Figure 5Performance comparison of Rsearch and RSmatch and an alignment of two 5S rRNAs. (A) Performance comparison for 64 RNA families. Different colors are applied to represent structures of different sizes. Each point corresponds to one alignment between a query structure and a subject structure. The x-axis is the percent of coverage by Rsearch and y-axis is the percent of coverage by RSmatch. (B) Performance comparison of 5S rRNA. A 5S rRNA was randomly chosen as the query structure and ten others as the subject sequences. The median value of the ten structure coverage values was then calculated. This process was repeated 100 times to generate 100 points for the graph. Therefore, each point represents one particular query structure. An example alignment of two 5S rRNA was shown: (C) the query structure is X07545/505-619; (D) the subject RNA is X02729; and (E) the detailed alignment by RSmatch.
Figure 6CPU time versus database size. From the 5S rRNA family, a randomly picked 5S rRNA was used as the query to search a structure database obtained by folding the rest seed sequences in the family. The program was run 10 times, and the average running time of each time is shown as a circle in the graph.

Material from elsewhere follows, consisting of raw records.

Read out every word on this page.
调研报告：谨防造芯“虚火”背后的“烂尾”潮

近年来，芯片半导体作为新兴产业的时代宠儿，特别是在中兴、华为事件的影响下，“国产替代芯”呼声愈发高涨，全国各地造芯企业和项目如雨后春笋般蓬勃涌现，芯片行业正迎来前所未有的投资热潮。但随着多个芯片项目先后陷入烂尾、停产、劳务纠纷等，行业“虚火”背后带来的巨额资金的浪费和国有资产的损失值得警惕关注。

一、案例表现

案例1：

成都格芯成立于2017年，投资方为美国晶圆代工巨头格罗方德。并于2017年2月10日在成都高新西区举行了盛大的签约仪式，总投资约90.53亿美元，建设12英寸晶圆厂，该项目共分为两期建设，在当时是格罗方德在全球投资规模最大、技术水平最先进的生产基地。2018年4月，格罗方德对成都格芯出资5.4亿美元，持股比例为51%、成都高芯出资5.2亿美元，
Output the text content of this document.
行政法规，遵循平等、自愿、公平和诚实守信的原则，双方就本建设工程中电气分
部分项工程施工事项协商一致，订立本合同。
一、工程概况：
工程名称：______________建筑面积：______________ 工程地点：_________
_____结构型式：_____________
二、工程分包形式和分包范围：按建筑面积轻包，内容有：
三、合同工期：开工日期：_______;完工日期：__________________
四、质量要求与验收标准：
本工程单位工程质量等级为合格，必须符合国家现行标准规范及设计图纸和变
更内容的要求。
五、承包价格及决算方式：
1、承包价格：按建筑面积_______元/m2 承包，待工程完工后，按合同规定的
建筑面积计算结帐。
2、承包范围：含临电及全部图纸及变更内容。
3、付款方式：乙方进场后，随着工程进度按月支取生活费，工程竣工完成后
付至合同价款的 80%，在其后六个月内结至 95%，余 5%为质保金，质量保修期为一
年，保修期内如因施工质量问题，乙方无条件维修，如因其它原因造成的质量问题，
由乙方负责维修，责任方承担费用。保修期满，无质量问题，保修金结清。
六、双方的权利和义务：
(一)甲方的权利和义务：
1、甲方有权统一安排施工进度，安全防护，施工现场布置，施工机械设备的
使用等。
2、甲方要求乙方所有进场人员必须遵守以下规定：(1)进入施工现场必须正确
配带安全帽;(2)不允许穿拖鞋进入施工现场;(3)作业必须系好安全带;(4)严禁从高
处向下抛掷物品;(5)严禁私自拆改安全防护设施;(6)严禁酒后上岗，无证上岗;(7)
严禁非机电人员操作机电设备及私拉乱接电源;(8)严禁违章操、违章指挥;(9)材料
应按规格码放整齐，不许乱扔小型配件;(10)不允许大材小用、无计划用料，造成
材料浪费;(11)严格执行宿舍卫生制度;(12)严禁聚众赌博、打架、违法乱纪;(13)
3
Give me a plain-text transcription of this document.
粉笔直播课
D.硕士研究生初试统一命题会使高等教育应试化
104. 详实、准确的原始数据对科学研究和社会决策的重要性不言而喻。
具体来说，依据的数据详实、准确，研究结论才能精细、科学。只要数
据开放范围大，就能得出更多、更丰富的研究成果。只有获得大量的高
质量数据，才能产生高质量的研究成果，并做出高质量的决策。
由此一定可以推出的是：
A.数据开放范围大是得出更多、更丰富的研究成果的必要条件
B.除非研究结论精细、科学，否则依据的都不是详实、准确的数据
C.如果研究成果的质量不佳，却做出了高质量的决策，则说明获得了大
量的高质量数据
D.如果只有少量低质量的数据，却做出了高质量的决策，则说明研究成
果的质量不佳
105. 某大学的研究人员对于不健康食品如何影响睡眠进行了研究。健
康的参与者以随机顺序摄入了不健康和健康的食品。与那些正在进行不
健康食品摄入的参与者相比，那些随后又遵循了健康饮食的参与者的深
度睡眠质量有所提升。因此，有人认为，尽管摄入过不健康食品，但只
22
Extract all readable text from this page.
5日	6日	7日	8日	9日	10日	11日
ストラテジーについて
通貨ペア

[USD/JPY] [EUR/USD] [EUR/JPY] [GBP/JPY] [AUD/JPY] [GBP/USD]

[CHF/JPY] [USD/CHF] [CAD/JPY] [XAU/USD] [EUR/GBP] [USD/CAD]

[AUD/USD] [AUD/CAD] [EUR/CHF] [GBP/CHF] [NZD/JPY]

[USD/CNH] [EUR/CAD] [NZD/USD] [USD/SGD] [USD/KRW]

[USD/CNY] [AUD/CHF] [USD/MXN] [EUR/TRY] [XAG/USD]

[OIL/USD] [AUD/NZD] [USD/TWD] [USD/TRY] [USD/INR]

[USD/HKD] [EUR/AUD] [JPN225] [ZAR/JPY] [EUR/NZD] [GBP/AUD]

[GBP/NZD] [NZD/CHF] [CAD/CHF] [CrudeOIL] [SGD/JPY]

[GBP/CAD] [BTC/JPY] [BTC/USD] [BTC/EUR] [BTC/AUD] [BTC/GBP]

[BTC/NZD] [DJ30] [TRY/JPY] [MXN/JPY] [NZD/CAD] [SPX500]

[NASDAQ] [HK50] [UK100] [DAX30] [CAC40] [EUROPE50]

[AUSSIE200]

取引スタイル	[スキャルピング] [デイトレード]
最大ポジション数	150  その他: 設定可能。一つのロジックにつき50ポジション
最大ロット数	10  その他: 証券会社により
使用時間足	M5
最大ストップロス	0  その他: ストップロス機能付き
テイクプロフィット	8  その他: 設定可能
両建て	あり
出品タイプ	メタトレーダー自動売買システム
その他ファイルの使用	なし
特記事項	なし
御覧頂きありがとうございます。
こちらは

Figure 7Multiple structure alignment and iterative database search. (A) Flowchart of multiple structure alignment and iterative database search. Step (1a) accepts a query structure to start an iterative database search; step (1b) processes a small database for multiple structure alignment; step (2) derives a profile from the seed alignment; step (3) uses the profile to conduct search; and step (4) updates the profile with new alignment. (B) Multiple structure alignment of several IRE structures. (C) PSSM of the multiple alignment of IRE in (B). Each column in the PSSM corresponds to the position of a structure component, either single base or base pair. Position of a single base is represented by the nucleotide number and position of a base pair is represented by two nucleotide numbers connected by a dash. For each column, the scores of individual structure components in that position are listed in rows where "-" means not applicable.